Notes: The horror of plague was in not only its virulence but the frequency of its recurrence. After the 1347-51 European pandemic, which killed 25-40% of Europe’s population, further attacks struck England in 1361-62 (the “Children’s Plague,” killing 20% of the population of England, primarily the young), 1369 (10-15% of the population), 1375, 1379 (north country), 1381-82 (midlands), 1383 and 1387 (southeast), 1390 and 1399-1400 (over 10% of the national population), 1405-6 (national), 1410-11 (Wales and the west country), 1411-12 and 1413-14 (national), 1420 (East Anglia), 1423 (national), 1426 (London), and 1428-29 (national). It took Europe until the 19th century to recover its early 14th-century population levels.

Puerperal fever (“childbed fever”)

A bacterial infection of the female reproductive organs following childbirth.

Symptoms: Chills, high fever, abdominal pain, nausea; possible spread of infection to rest of body.

Results: Chances of mortality depend on what kind of bacteria caused the infection; it can be nearly anything. Tetanus or gas gangrene are especially bad bets. Possible infertility in survivors.

Notes: Susceptibility to infection is increased by prolonged labor in childbirth, rupture or retention of the placenta, and other unfortunate occurrences.

Smallpox (the “red plague”)

A severe, highly contagious viral disease transmitted by inhalation.

Symptoms: After 12 days incubation, high fever, chills, severe headache and backache, and general malaise. Hemorrhages may occur in lungs or other organs. After 4 more days a distinctive itchy rash of red lesions appears on face, arms, legs, and sometimes the trunk. The bumps become pus-filled blisters; if secondary infections do not occur, they break and begin to dry up in about 9 days.

Results: Mortality 25-30% for the severe form; 1% for the mild form. Survivors have distinctive pitted scars and complete immunity to further infection.

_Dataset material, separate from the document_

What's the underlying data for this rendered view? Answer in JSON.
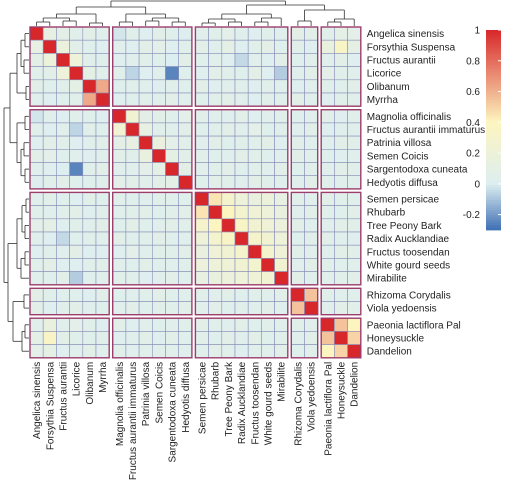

Notes: Varies in severity from a mild form with few skin lesions to a highly fatal hemorrhagic form. The majority of deaths occur in the second week of the disease. It was a horror in the 15th century; during the 1440s in France smallpox may have killed more people than plague. (It came to be known as “smallpox” later, to distinguish it from the “great pox,” syphilis.) It became primarily a childhood disease, since most adults had already been exposed.

Typhoid fever

Bacillary infection transmitted via feces.

Symptoms: Diarrhea, abdominal pain, fever to 105 degrees, blinding headache, cough, exhaustion. Patches of red on the abdomen. Symptoms can last for weeks. Complications include pneumonia, intestinal hemorrhage, and coma.

Results: 10-20% mortality.

Notes: Another of the enteric diseases.